At sentencing, the trial court referred to defendant's lengthy criminal record, which includes 13 prior felonies. Such a criminal history, although partially taken into account in the calculation of the guidelines range, would have been far more than sufficient, in my judgment, to explain and justify a substantial upward departure in this case. Yet it is the obligation of the trial court, not the appellate court, to explain and justify a departure. Here, the court undertook no effort whatsoever to explain and justify the particular departure imposed. “A sentence cannot be upheld when the connection between the reasons given for departure and the extent of the departure is unclear.” Smith, 482 Mich. at 304, 754 N.W.2d 284.
I would thus remand this case and require the trial court to articulate reasons explaining and justifying its specific departure from the guidelines range. This obligation is far more than simply an inconvenient and ponderous exercise in having the trial court dot its i's and cross its t's. Rather, it is the means chosen by the Legislature to ensure that the sentencing guidelines—one of the most far-reaching and significant pieces of criminal justice legislation ever enacted in this state—are effective in ensuring that equivalent sentences are imposed on persons with equivalent criminal conduct and histories and constraining the ability of sentencing judges to replace the criminal punishments set by the Legislature with criminal punishments, above and below these levels, set at their own discretion.

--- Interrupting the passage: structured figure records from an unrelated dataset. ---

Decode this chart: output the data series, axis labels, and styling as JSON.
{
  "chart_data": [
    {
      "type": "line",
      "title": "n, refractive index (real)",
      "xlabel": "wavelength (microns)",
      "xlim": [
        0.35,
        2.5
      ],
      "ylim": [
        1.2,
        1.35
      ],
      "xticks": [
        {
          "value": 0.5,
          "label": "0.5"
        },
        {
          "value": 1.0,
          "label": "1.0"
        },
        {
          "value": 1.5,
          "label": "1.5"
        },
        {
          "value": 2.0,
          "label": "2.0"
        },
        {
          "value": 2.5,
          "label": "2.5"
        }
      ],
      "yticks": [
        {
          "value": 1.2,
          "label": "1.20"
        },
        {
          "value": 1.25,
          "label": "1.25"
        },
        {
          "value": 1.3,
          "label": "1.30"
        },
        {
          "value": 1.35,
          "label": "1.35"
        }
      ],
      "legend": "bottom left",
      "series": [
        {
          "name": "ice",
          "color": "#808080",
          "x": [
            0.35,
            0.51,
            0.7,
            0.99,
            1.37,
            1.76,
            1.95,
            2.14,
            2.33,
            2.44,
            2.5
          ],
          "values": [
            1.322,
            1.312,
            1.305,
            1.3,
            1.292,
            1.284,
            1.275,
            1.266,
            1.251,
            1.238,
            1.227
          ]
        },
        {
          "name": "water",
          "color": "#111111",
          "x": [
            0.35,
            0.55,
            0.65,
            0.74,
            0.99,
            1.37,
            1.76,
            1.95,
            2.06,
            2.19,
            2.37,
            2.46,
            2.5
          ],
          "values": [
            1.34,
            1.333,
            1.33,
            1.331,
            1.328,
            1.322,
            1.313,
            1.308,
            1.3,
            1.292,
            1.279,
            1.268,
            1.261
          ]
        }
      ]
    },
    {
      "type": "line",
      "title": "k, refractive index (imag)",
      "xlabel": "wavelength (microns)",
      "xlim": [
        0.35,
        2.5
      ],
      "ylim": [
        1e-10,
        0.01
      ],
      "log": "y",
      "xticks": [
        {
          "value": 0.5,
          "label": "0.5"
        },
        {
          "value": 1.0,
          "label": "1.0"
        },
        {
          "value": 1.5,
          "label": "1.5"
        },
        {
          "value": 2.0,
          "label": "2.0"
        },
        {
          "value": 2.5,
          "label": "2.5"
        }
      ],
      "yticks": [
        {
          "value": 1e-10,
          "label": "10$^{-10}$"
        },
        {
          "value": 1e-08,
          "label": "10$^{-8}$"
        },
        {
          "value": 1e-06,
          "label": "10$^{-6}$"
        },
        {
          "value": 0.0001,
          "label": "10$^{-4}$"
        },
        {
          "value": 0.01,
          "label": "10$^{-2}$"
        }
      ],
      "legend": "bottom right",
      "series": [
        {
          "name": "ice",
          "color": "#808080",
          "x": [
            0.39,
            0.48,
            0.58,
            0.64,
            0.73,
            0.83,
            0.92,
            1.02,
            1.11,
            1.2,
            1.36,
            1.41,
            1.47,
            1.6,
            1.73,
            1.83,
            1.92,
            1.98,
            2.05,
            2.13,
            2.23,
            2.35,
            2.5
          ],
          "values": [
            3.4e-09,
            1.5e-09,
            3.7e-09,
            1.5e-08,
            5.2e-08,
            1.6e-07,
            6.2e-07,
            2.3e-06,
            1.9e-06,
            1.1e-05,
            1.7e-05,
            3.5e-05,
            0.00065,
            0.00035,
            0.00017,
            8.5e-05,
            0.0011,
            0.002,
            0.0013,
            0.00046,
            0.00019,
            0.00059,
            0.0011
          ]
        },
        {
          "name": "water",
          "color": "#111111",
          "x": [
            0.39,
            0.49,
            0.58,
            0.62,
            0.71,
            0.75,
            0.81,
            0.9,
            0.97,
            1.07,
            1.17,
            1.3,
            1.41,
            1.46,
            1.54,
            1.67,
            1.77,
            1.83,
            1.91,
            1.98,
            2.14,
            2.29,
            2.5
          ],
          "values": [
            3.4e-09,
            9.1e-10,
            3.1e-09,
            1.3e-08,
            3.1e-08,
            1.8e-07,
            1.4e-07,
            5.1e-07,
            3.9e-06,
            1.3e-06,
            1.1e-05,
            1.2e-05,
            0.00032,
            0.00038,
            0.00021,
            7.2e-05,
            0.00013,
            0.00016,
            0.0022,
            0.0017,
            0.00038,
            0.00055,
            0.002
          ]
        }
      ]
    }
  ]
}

The concurrence explains the trial court's failure to comply with this legislative plan by observing that the trial court (a) knew it was authorized by MCL 769.12( l )(b) to exceed the guidelines range because defendant was a fourth-offense habitual offender and (b) after recounting defendant's criminal record, stated that defendant was just the type of “candidate who the legislature envisioned ought to receive parolable life....” But authorization does not equal justification, and the trial court's authority to sentence above or below the guidelines is an authority that is specifically conditioned on justification. This is what the Legislature has made clear, MCL 769.34(3), and this is what this Court has made clear, Smith, 482 Mich. at 313, 754 N.W.2d 284. The guidelines have operated to render our justice system fairer and replace the unfettered sentencing discretion of individual judges with the sentencing judgments of the representative branches of government. These accomplishments are diluted when cursory statements by trial courts of what the Legislature supposedly “envisioned” are allowed to substitute for statements of actual sentencing justification as required by the law.